5. We have carefully considered all relevant facts, material gathered and submissions made by transferor and transferee and we are satisfied that the property is fit for pre-emptive purchase under the provisions of Chapter XX-C of the IT Act, 1961. Therefore, in exercise of the powers vested in us under s. 269UD(1) of the Act, we hereby order to purchase the said immovable property.'

10. In our view, the Appropriate Authority has not given any specific finding that there was an attempt to evade tax or that the apparent consideration was lower than the real consideration. The Authority could have raised a presumption about intention to evade tax in the show cause notice. After hearing the parties, the Appropriate Authority could have held that the presumption was not rebutted and given the finding that the apparent consideration mentioned in the agreement was understated with a view to evade tax. However, since the mandatory requirement of giving such specific finding is not complied with, in our opinion, the order deserves to be quashed and set aside.

11. Accordingly, this petition succeeds. The impugned order dt. 26th Sept., 1994, passed by the Appropriate Authority, at Annexure A to the petition, is quashed and set aside.

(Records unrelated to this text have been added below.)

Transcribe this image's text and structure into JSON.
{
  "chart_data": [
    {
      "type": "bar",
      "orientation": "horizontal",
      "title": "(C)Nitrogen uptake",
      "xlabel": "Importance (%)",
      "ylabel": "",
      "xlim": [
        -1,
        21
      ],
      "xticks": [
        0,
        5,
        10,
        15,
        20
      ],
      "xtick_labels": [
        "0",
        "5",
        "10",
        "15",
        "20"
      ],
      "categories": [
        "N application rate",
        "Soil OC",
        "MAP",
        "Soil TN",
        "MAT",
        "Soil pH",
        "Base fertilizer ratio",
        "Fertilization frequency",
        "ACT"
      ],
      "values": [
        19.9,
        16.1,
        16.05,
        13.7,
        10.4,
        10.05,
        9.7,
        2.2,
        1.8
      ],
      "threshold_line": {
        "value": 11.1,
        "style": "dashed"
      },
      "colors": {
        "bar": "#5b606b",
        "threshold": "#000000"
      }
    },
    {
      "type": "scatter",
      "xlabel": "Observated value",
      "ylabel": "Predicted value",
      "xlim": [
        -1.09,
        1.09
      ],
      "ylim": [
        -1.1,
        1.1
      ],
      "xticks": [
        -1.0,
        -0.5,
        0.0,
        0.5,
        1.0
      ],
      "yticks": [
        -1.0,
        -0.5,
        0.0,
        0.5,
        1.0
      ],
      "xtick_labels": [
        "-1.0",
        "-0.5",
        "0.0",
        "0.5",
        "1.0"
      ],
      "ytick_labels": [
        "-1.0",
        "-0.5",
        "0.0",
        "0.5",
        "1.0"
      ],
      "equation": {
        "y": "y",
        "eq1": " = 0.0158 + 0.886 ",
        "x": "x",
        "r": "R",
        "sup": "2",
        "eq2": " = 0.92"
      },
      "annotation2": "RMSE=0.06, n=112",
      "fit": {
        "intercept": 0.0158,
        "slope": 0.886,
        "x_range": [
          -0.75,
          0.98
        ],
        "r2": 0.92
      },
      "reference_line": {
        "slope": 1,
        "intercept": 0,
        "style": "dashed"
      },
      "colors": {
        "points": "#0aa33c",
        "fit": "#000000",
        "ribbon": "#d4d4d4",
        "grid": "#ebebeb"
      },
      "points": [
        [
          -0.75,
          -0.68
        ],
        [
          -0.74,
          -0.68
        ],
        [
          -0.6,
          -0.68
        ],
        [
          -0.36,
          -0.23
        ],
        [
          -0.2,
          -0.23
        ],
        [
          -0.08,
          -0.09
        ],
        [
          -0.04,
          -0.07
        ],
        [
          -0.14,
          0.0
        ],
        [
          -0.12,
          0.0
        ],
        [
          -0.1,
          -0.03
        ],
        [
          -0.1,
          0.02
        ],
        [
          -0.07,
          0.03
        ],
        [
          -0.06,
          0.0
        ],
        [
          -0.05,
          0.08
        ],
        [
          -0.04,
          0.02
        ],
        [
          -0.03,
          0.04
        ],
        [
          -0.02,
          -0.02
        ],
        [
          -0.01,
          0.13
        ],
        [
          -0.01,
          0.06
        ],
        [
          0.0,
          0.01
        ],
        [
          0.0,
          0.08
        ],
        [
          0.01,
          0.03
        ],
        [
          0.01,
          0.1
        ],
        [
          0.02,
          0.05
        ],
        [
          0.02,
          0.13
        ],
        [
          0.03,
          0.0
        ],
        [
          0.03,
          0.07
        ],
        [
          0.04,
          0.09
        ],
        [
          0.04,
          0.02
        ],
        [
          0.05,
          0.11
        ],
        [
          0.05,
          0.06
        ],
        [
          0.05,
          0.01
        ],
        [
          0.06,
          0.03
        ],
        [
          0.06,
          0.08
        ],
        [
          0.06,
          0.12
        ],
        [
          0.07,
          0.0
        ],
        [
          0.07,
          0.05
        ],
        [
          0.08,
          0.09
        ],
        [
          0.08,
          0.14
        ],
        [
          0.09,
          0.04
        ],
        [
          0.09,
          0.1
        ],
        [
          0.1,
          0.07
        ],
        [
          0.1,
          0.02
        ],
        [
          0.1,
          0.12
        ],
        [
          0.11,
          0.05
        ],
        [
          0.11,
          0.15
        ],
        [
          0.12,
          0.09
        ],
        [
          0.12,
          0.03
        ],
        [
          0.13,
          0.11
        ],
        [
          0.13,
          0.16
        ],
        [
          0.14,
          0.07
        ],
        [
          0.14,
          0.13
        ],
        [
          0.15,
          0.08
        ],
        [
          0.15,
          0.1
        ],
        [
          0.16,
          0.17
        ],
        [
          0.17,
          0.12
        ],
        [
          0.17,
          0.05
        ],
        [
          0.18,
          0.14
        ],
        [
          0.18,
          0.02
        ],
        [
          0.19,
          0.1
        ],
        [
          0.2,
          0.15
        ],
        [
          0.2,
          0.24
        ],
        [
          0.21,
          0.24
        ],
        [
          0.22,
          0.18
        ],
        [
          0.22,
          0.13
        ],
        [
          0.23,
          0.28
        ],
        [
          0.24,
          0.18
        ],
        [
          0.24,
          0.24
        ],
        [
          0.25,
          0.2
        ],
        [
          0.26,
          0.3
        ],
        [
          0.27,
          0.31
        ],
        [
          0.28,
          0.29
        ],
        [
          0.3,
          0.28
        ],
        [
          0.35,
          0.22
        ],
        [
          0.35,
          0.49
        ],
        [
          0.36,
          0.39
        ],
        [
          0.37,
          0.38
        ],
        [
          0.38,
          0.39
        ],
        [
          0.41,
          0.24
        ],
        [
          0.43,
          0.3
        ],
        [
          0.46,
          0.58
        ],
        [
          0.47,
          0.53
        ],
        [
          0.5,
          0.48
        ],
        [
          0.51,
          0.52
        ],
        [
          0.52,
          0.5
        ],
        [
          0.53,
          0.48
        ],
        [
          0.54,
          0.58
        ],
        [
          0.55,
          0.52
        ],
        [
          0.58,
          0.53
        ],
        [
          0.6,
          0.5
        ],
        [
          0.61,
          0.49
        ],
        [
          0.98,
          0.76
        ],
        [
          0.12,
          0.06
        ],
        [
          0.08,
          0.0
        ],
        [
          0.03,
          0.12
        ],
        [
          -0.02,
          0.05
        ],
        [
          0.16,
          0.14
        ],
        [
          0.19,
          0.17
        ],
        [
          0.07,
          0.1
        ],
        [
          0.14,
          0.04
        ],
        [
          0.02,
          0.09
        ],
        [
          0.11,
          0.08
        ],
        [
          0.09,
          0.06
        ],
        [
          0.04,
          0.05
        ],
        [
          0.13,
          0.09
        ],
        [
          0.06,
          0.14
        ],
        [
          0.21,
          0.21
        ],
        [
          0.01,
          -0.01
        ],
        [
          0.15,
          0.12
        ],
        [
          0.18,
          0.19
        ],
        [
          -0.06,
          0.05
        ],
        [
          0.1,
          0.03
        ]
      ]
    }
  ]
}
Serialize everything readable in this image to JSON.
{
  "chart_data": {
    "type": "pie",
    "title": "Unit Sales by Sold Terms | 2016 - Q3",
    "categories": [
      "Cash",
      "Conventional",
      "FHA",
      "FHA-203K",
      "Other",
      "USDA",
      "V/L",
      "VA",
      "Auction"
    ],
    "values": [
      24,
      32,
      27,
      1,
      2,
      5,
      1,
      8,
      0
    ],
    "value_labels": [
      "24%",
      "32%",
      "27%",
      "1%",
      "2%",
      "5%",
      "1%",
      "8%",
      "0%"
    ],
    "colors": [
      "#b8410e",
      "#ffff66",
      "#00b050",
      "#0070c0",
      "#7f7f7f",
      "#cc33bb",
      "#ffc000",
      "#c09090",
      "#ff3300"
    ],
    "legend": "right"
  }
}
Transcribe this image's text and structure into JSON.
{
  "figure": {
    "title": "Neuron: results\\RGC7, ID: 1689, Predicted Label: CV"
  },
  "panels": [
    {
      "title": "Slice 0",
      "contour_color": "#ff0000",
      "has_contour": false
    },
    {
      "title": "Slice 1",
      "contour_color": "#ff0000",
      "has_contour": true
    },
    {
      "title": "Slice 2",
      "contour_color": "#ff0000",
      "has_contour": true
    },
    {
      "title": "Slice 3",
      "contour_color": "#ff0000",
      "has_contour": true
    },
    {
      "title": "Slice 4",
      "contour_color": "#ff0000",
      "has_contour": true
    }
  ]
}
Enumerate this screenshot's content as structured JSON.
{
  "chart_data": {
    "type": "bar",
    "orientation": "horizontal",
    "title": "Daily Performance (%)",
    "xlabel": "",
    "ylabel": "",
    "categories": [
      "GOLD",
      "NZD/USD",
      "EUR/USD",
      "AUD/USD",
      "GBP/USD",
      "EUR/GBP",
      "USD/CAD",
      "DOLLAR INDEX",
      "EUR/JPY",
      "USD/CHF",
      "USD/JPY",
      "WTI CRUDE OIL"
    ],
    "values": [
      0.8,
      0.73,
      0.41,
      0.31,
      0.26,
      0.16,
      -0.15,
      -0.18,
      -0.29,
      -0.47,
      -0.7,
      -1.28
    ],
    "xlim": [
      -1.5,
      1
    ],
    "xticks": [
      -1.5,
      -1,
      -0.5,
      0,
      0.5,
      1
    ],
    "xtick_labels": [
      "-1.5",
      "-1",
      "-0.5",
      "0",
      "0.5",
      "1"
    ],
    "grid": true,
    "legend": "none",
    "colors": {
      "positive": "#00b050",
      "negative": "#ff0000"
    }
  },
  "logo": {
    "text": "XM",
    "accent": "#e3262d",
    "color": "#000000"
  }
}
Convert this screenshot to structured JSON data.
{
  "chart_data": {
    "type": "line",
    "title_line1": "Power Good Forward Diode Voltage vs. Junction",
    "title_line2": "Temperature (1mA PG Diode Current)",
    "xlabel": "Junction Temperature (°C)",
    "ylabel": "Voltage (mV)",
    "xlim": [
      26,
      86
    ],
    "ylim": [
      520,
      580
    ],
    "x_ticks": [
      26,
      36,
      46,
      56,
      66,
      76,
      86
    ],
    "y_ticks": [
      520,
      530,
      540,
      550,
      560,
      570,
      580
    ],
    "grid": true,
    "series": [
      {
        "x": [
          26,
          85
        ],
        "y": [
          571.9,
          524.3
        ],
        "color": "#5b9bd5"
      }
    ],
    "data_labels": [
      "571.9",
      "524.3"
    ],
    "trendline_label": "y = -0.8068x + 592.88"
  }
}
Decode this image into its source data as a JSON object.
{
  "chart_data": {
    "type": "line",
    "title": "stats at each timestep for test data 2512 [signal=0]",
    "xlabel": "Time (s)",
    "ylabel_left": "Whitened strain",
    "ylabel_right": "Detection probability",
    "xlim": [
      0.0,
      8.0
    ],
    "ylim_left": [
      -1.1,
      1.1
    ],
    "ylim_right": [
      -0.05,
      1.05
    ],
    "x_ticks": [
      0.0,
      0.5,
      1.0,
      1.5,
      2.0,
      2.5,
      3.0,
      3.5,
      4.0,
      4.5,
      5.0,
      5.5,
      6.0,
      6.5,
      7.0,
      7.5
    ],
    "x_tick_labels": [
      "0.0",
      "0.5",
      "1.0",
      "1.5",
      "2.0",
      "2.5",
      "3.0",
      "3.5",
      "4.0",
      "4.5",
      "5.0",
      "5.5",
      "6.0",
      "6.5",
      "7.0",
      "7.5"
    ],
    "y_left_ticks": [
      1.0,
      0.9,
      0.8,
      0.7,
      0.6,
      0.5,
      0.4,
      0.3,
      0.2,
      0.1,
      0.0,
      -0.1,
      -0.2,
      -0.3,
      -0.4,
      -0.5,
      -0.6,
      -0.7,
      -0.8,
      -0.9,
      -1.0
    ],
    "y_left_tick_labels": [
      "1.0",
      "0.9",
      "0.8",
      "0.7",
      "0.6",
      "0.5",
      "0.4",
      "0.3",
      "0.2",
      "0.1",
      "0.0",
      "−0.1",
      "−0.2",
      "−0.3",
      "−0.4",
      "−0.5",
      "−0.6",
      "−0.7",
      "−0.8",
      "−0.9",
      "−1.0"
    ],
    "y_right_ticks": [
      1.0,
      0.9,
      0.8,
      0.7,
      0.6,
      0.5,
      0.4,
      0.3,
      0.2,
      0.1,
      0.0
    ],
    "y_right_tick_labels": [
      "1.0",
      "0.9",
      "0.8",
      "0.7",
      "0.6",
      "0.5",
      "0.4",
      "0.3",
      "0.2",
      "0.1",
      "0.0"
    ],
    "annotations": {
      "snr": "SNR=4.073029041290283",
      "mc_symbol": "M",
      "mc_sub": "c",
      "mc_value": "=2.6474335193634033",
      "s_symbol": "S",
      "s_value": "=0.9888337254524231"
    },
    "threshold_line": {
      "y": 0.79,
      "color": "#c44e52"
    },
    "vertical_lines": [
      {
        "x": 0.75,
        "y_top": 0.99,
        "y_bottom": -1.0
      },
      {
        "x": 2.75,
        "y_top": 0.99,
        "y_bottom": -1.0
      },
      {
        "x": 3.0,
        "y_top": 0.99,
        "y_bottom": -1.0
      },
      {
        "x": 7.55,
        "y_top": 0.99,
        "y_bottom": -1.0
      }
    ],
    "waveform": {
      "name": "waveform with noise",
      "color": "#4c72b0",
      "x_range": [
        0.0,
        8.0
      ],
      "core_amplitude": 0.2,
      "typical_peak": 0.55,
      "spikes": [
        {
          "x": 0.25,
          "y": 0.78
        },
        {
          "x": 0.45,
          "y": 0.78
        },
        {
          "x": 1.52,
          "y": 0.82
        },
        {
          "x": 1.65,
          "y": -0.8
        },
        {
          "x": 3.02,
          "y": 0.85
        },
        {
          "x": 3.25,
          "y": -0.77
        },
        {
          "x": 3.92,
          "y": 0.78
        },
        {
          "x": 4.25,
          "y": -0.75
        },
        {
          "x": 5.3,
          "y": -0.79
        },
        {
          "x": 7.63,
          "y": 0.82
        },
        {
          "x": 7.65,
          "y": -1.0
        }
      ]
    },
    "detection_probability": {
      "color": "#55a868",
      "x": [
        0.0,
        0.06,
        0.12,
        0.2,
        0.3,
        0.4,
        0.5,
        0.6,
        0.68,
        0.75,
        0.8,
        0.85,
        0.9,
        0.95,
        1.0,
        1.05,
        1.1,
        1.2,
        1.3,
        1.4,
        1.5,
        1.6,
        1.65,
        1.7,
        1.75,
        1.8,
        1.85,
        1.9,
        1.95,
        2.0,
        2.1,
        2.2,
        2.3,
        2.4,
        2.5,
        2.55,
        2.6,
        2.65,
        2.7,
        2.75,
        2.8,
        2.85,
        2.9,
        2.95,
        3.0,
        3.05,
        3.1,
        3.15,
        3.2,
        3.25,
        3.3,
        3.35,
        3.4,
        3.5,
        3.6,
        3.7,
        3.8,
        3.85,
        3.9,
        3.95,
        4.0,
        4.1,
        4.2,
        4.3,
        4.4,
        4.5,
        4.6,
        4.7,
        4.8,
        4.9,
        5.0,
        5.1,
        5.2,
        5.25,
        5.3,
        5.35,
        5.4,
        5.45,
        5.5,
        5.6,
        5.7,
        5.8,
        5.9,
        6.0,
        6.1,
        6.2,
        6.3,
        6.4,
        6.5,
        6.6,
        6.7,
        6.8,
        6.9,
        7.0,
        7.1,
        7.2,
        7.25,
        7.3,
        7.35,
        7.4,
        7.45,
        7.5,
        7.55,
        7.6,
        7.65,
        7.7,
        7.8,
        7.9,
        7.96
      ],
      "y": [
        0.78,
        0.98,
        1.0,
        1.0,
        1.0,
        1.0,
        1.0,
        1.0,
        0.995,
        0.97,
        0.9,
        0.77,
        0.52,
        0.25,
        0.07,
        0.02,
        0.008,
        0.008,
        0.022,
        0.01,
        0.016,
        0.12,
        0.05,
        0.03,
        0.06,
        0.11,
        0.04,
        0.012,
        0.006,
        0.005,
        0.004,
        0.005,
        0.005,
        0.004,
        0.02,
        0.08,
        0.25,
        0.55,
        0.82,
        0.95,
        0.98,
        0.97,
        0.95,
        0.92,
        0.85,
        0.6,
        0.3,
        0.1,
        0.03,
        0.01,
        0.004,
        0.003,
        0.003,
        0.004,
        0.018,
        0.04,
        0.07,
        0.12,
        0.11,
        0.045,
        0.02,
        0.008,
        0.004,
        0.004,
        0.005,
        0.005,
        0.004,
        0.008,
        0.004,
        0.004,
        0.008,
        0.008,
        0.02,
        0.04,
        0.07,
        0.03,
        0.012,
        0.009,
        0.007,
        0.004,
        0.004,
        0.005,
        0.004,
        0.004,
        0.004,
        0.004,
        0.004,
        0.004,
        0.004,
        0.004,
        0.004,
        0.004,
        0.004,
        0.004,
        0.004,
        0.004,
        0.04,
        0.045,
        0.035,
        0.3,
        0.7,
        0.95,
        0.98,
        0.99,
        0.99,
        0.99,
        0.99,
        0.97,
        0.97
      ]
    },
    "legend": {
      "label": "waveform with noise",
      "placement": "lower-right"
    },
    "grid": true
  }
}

The respondents shall also take within eight weeks from the date of receipt of this judgment or from the date of receipt of writ of this Court whichever is earlier, all the steps consequent to the impugned order being set aside [and shall also send a copy of this judgment to the authority under the Urban Land (Ceiling & Regulation) Act in the Government of Maharashtra]. The observations made under this judgment are only in the context of the controversy under Chapter XX-C of the IT Act, 1961 and we may not be understood to have expressed any opinion on the legality or otherwise of the transaction which petitioner No. 1 proposes to enter into with petitioner No. 2 in respect of the property under consideration.

Rule is made absolute accordingly with no order as to costs.